Privatkonsum beflügelt
Ökonomen – die ein Minus von 0,2% prognostiziert hatten – zeigten sich für die weitere konjunkturelle Entwicklung hierzulande verhalten optimistisch. „Vielleicht schlägt sich die Wirtschaft selbst im Schlussquartal 2022 besser als erwartet“, sagte Thomas Gitzel, Chefvolkswirt der VP Bank. Das am Freitag veröffentlichte Zahlenmaterial bringe die Aussage, dass die Rezession bereits begonnen habe, ins Wanken. Auch die Wiesbadener Statistiker fanden lobende Worte: „Nach dem leichten Anstieg im zweiten Quartal (+0,1%) behauptete sich die deutsche Wirtschaft damit weiterhin trotz schwieriger weltwirtschaftlicher Rahmenbedingungen mit anhaltender Corona-Pandemie, gestörten Lieferketten, steigenden Preisen und dem Krieg in der Ukraine“. Getragen wurde das Wachstum vor allem von den privaten Konsumausgaben – der niedrigen Verbraucherstimmung zum Trotz. „Wahrscheinlich haben hier zwei Effekte – der Nachhall des Corona-Reopening und das Füllhorn des sommerlichen Entlastungspakets – so stark gewirkt, dass die negativen Faktoren des Energiepreisanstiegs und des Ukraine-Kriegs überkompensiert worden sind“, kommentierte LBBW-Ökonom Jens-Oliver Niklasch. Allerdings zehrt die Inflation – die im Oktober nach nationaler Rechnung auf 10,4% angezogen hat – an der Kaufkraft der Verbraucher, so dass der Privatkonsum in den kommenden Monaten eher als Bremsklotz wirken wird. Für ein schrumpfendes BIP zum Jahresende spricht für Commerzbank-Chefvolkswirt Jörg Krämer zudem, dass die Unternehmen auf die fallenden Gewinne und die steigende Unsicherheit mit einem Rückgang ihrer Investitionen reagieren dürften. Er erwartet ein Minus von rund 1,0% im Quartalsvergleich, das Ifo-Institut von −0,6%. Im Vorjahresvergleich legte das BIP im dritten Quartal preis- und kalenderbereinigt 1,2% zu.

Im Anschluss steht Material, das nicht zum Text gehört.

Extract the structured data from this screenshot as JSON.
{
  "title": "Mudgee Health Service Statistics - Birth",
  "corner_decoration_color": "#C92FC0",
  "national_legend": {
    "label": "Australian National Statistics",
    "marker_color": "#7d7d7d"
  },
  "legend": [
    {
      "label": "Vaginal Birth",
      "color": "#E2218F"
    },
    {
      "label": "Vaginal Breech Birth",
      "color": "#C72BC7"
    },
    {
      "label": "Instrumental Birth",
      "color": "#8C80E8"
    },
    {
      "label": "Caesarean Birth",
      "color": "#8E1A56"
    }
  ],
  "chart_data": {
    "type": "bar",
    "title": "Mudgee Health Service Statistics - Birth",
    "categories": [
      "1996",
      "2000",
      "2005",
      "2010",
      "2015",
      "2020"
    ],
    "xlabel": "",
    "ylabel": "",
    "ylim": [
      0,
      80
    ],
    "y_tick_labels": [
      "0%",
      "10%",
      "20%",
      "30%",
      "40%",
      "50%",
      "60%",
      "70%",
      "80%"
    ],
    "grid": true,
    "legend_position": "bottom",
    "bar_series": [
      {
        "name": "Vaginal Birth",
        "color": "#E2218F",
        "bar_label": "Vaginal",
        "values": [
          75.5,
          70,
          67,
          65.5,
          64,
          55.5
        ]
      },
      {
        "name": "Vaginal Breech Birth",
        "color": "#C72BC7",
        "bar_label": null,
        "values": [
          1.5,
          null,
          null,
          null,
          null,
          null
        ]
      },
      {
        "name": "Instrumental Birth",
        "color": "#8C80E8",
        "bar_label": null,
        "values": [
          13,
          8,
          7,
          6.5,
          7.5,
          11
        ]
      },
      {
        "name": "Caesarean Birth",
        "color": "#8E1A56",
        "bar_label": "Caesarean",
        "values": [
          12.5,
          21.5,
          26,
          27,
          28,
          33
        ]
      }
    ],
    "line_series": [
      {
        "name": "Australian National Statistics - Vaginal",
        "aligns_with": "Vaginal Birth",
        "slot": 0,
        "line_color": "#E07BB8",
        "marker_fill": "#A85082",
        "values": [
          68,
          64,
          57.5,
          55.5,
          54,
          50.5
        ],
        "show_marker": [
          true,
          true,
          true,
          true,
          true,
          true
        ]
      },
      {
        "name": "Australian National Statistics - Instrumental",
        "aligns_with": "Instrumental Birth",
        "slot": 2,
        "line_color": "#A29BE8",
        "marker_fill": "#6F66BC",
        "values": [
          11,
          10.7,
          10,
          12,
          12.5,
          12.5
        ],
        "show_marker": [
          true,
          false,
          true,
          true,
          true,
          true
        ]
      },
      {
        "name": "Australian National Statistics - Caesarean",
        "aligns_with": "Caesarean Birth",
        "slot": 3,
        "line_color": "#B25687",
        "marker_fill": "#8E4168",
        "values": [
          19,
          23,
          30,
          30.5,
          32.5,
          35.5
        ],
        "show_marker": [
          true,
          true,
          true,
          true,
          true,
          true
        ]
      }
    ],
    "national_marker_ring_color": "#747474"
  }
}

Die weitere Entwicklung, so die einhellige Meinung der Ökonomen, hängt neben dem Fortgang des Ukraine-Krieges unter anderem von den Hilfen der Regierung und der Witterung ab. Je kälter der Winter, desto schneller leeren sich die Gasspeicher, mit entsprechenden Folgen für Energiepreise und Industrieproduktion.
In der nach Deutschland zweitgrößte Euro-Volkswirtschaft Frankreich verlangsamte sich das Wachstum: Insee wies – wie von Ökonomen erwartet – ein Plus von 0,2% zum Vorquartal aus nach +0,5% im zweiten Quartal. Positive Wachstumsbeiträge lieferte die inländische Endnachfrage, wobei sich die Bruttoanlageinvestitionen „nach einem bereits relativ dynamischen Jahresbeginn im dritten Quartal stark beschleunigten“, während die Konsumausgaben der privaten Haushalte laut Insee stabil blieben. Der Beitrag der Vorratsveränderungen war leicht positiv, der Außenhandel bremste hingegen. Auch in Spanien schwächte sich das Wachstum ab. Die Erwartung lag bei 0,3%, INE vermeldete +0,2%. Während die Industrie stagnierte, verzeichneten die Dienstleister zwar einen Tempoverlust, doch legte der Freizeitsektor 7,6% zu.